During the 1970s-80s, there were significant military ties between Israel and White-Rule South Africa. I never saw or heard anything about a round like that in Israel, but there were undocumented exchanges of personnel and equipment between small units.


#3

I am assuming that this cartridge and the mixed lot it was with came out of Israel at some point as there was a lot of Israeli headstamped 5.56 practice/gallery loads with the funny little plastic projectile and a lot of mixed Arab and com-bloc 7.62x39mm that was most likely “battlefield pick-ups”. I was unaware of the Israeli/S.Africa ties beyond the SA R-4 version of the Galil rifle. Interesting.

AKMS


#4

I’m sure I know very little, but a lot of weaponry (Uzi, Galil, Kfir aircraft, Reshef missile boats, Gabriel and Shafrir missiles) went to RSA, and ammo, development money, and trainees came to Israel.


#5

Perhaps we shouldn’t speculate too much on what Israel got in return…I always suspected a tri-partite connection between Israel-RSA-Argentina. A lot of ‘Argentinian’ ammo during the Falklands Conflict was Israeli…


#6

True, a lot of Israeli military equipment did end-up in Argentina, although the only Argentinian weaponry I ever saw in Israel was FN-licensed HiPower pistols. Oddly enough, a lot of the balance of trade was in the form of Argentine beef! I, for one, was very happy with the trade! Yum.


#7

I have checked up, I never realised that the 7.62x39 Soviet M43 had a bullet diameter of .311". However, would the longer profile of the .303 Mk VII bullet not cause feed problems in an AK?


#8

Falcon,

The .303 projectile was seated deep into the case, giving the same overall length as a standard 7.62x39mm round.

AKMS


#9

This is a confusing world of bullet diameters to get your head round. The 7.62 NATO bullet is actually less than 7.62mm, the .303 is referred to as 7.7mm but is actually 7.92mm, and the 7.92 Mauser is actually about 8.2mm With a bullet diameter of 7.92mm, why is the 7.62x39 M43 not referred to as the 7.92x39 M43? I’m sure there is a logical reason for all this.


#10

Some calibers do not refer to the diameter of the bullet - rather they refer to the distance between the rifling lands or grooves. .303 is an example, as is .276 Pedersen (.284 diameter bullet). The .308 cartridge refers to the distance between grooves.
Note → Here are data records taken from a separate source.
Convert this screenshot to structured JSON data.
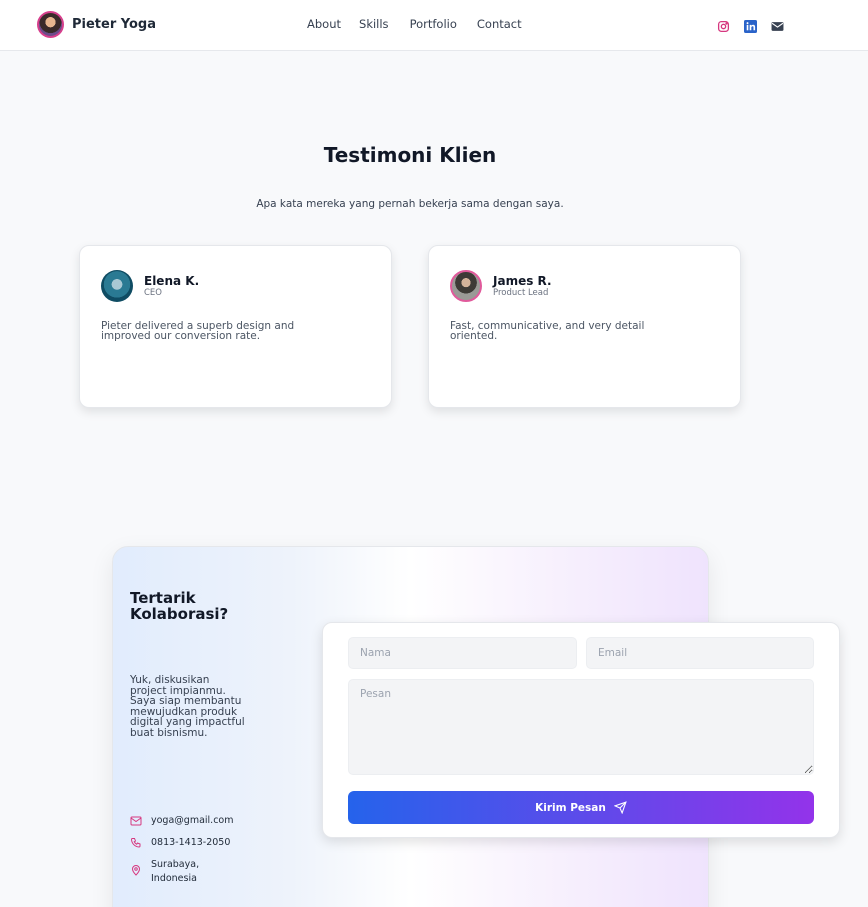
{
  "brand": {
    "name": "Pieter Yoga"
  },
  "nav": {
    "items": [
      "About",
      "Skills",
      "Portfolio",
      "Contact"
    ]
  },
  "socials": [
    "instagram-icon",
    "linkedin-icon",
    "mail-icon"
  ],
  "colors": {
    "accent_blue": "#2563eb",
    "accent_purple": "#9333ea",
    "instagram": "#d6377f",
    "linkedin": "#2a63c9",
    "contact_icon": "#d6377f"
  },
  "testimonials": {
    "title": "Testimoni Klien",
    "subtitle": "Apa kata mereka yang pernah bekerja sama dengan saya.",
    "items": [
      {
        "name": "Elena K.",
        "role": "CEO",
        "quote": "Pieter delivered a superb design and improved our conversion rate."
      },
      {
        "name": "James R.",
        "role": "Product Lead",
        "quote": "Fast, communicative, and very detail oriented."
      }
    ]
  },
  "contact": {
    "title": "Tertarik Kolaborasi?",
    "description": "Yuk, diskusikan project impianmu. Saya siap membantu mewujudkan produk digital yang impactful buat bisnismu.",
    "email": "yoga@gmail.com",
    "phone": "0813-1413-2050",
    "location": "Surabaya, Indonesia"
  },
  "form": {
    "name_placeholder": "Nama",
    "email_placeholder": "Email",
    "message_placeholder": "Pesan",
    "submit_label": "Kirim Pesan"
  }
}
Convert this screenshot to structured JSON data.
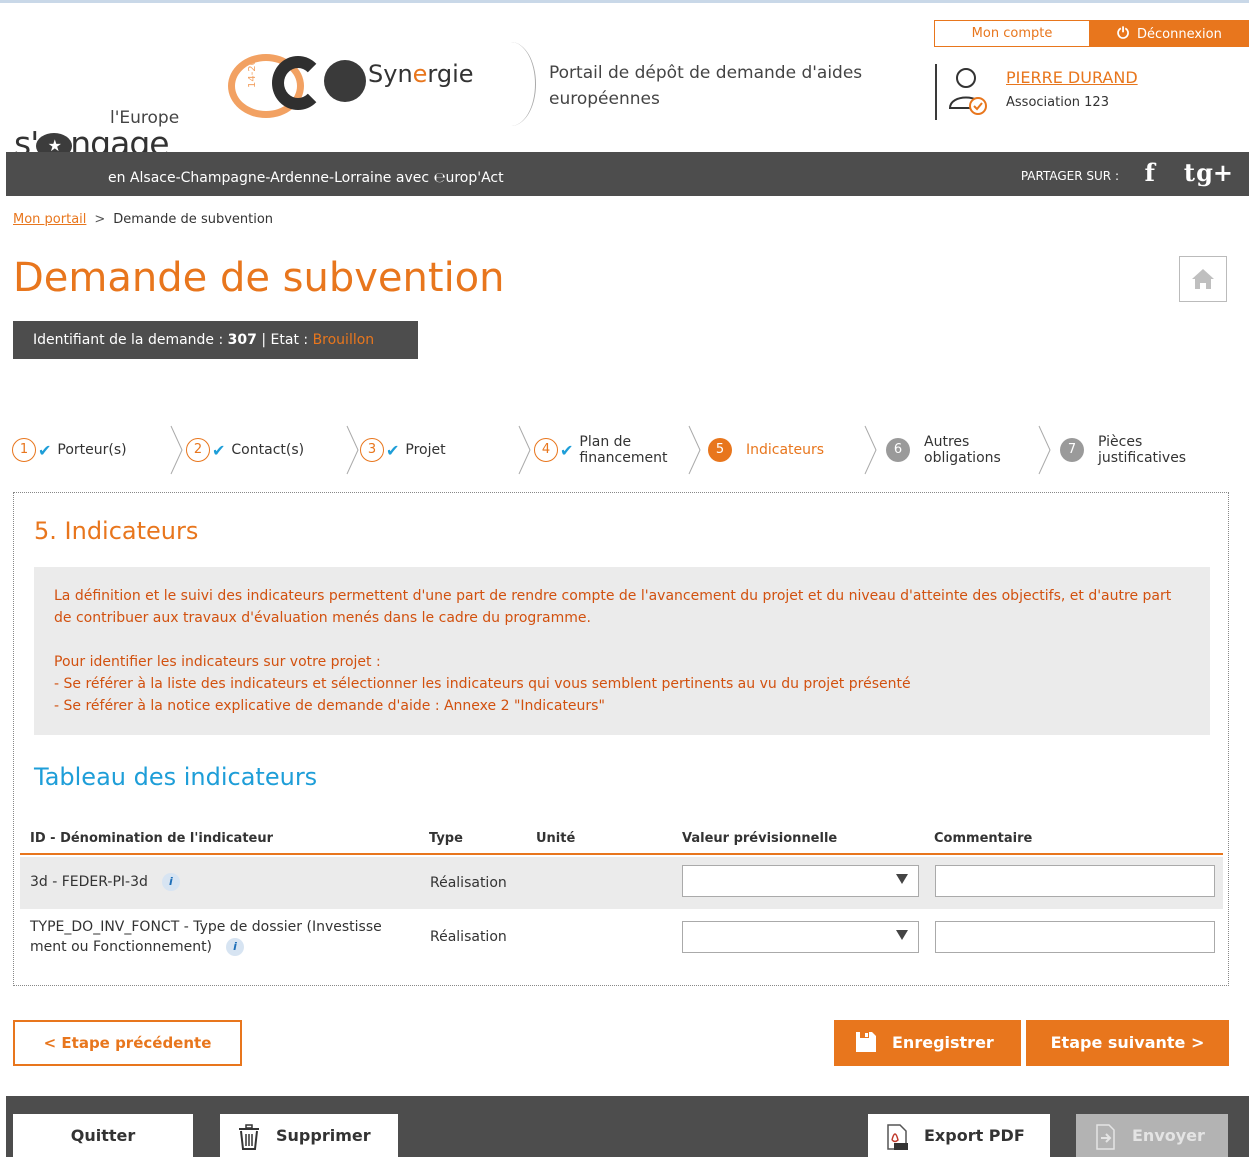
{
  "header": {
    "brand_europe": "l'Europe",
    "brand_engage_pre": "s'",
    "brand_engage_post": "ngage",
    "synergie_period": "14-20",
    "synergie_name_pre": "Syn",
    "synergie_name_o": "e",
    "synergie_name_post": "rgie",
    "portal_text": "Portail de dépôt de demande d'aides européennes",
    "account_label": "Mon compte",
    "logout_label": "Déconnexion",
    "user_name": "PIERRE DURAND",
    "user_org": "Association 123",
    "region_text": "en Alsace-Champagne-Ardenne-Lorraine avec ℮urop'Act",
    "share_label": "PARTAGER SUR :",
    "social": [
      "f",
      "t",
      "g+"
    ]
  },
  "breadcrumb": {
    "home": "Mon portail",
    "separator": ">",
    "current": "Demande de subvention"
  },
  "page": {
    "title": "Demande de subvention",
    "id_label": "Identifiant de la demande :",
    "id_value": "307",
    "pipe": "|",
    "state_label": "Etat :",
    "state_value": "Brouillon"
  },
  "steps": [
    {
      "num": "1",
      "label": "Porteur(s)",
      "label2": "",
      "status": "done"
    },
    {
      "num": "2",
      "label": "Contact(s)",
      "label2": "",
      "status": "done"
    },
    {
      "num": "3",
      "label": "Projet",
      "label2": "",
      "status": "done"
    },
    {
      "num": "4",
      "label": "Plan de",
      "label2": "financement",
      "status": "done"
    },
    {
      "num": "5",
      "label": "Indicateurs",
      "label2": "",
      "status": "active"
    },
    {
      "num": "6",
      "label": "Autres",
      "label2": "obligations",
      "status": "todo"
    },
    {
      "num": "7",
      "label": "Pièces",
      "label2": "justificatives",
      "status": "todo"
    }
  ],
  "section": {
    "title": "5. Indicateurs",
    "info_p1": "La définition et le suivi des indicateurs permettent d'une part de rendre compte de l'avancement du projet et du niveau d'atteinte des objectifs, et d'autre part de contribuer aux travaux d'évaluation menés dans le cadre du programme.",
    "info_p2": "Pour identifier les indicateurs sur votre projet :",
    "info_p3": "- Se référer à la liste des indicateurs et sélectionner les indicateurs qui vous semblent pertinents au vu du projet présenté",
    "info_p4": "- Se référer à la notice explicative de demande d'aide : Annexe 2 \"Indicateurs\"",
    "table_title": "Tableau des indicateurs"
  },
  "table": {
    "columns": [
      "ID - Dénomination de l'indicateur",
      "Type",
      "Unité",
      "Valeur prévisionnelle",
      "Commentaire"
    ],
    "rows": [
      {
        "name": "3d - FEDER-PI-3d",
        "name2": "",
        "type": "Réalisation",
        "unit": "",
        "value": "",
        "comment": ""
      },
      {
        "name": "TYPE_DO_INV_FONCT - Type de dossier (Investisse",
        "name2": "ment ou Fonctionnement)",
        "type": "Réalisation",
        "unit": "",
        "value": "",
        "comment": ""
      }
    ],
    "info_glyph": "i"
  },
  "nav": {
    "prev": "< Etape précédente",
    "save": "Enregistrer",
    "next": "Etape suivante >"
  },
  "footer": {
    "quit": "Quitter",
    "delete": "Supprimer",
    "export": "Export PDF",
    "send": "Envoyer"
  },
  "colors": {
    "accent": "#e8761d",
    "link_blue": "#1e9ed8",
    "dark_bar": "#4d4d4d",
    "info_text": "#d2510f"
  }
}
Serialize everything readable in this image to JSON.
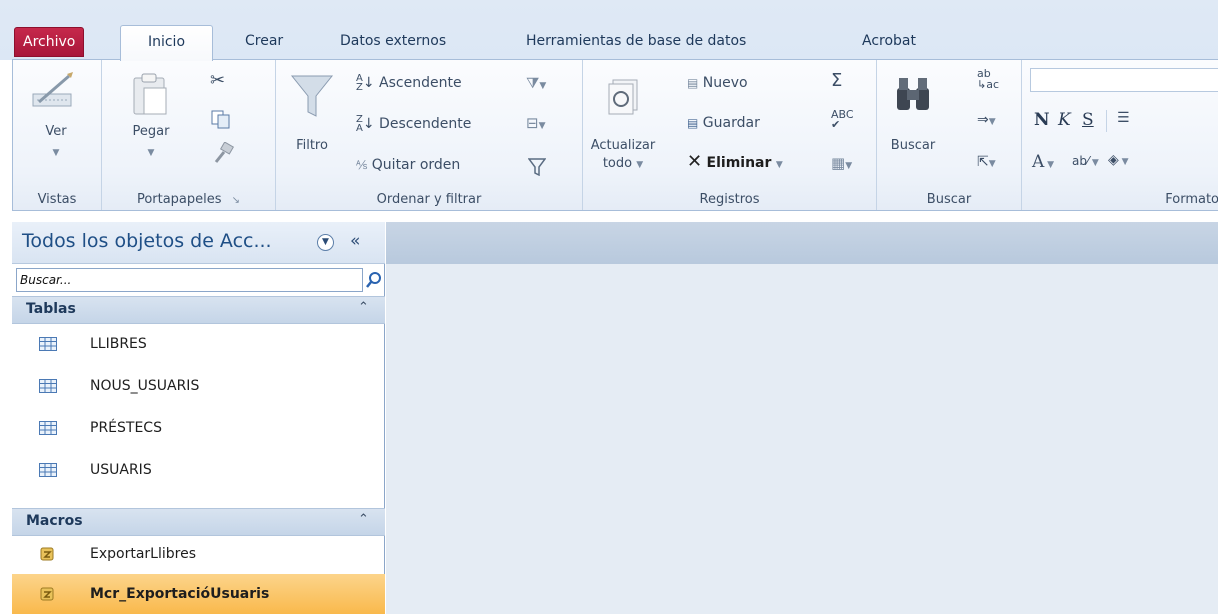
{
  "tabs": {
    "archivo": "Archivo",
    "inicio": "Inicio",
    "crear": "Crear",
    "datos_externos": "Datos externos",
    "herramientas": "Herramientas de base de datos",
    "acrobat": "Acrobat"
  },
  "ribbon": {
    "vistas": {
      "label": "Vistas",
      "ver": "Ver"
    },
    "portapapeles": {
      "label": "Portapapeles",
      "pegar": "Pegar"
    },
    "ordenar": {
      "label": "Ordenar y filtrar",
      "filtro": "Filtro",
      "ascendente": "Ascendente",
      "descendente": "Descendente",
      "quitar_orden": "Quitar orden"
    },
    "registros": {
      "label": "Registros",
      "actualizar": "Actualizar",
      "todo": "todo",
      "nuevo": "Nuevo",
      "guardar": "Guardar",
      "eliminar": "Eliminar"
    },
    "buscar": {
      "label": "Buscar",
      "buscar": "Buscar"
    },
    "formato": {
      "label": "Formato",
      "bold": "N",
      "italic": "K",
      "underline": "S",
      "font_a": "A"
    }
  },
  "nav": {
    "title": "Todos los objetos de Acc...",
    "search_placeholder": "Buscar...",
    "sections": {
      "tablas": {
        "label": "Tablas",
        "items": [
          "LLIBRES",
          "NOUS_USUARIS",
          "PRÉSTECS",
          "USUARIS"
        ]
      },
      "macros": {
        "label": "Macros",
        "items": [
          "ExportarLlibres",
          "Mcr_ExportacióUsuaris"
        ]
      }
    }
  },
  "colors": {
    "archivo_tab": "#b61e43",
    "selected_item": "#f9c165",
    "ribbon_bg": "#eef3fa",
    "nav_header": "#dbe5f2",
    "workspace": "#e5ecf4"
  }
}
Other calibers were renamed to avoid being associated with other bullets - the British 7mm project is one such case - the .280 British cartridge (again .284 diameter) had a land to land distance of .276, but was renamed .280 in order to prevent confusion with the earlier .276 pedersen.

Or so I’ve been told…


#11

Just a gratuitous sidebar hijack observation - during the late 20th Century there was a lot of “technological exchange” between Israel, RSA and Taiwan . . . all states whose legitimacy was disputed by various other nations for whatever political reasons (ain’t gonna go down that road). Much the same thing as the weapons trade we see now between rogue states such as North Korea, Iran and Syria (and there is no way I would regard any of the first three in the same light as the latter group).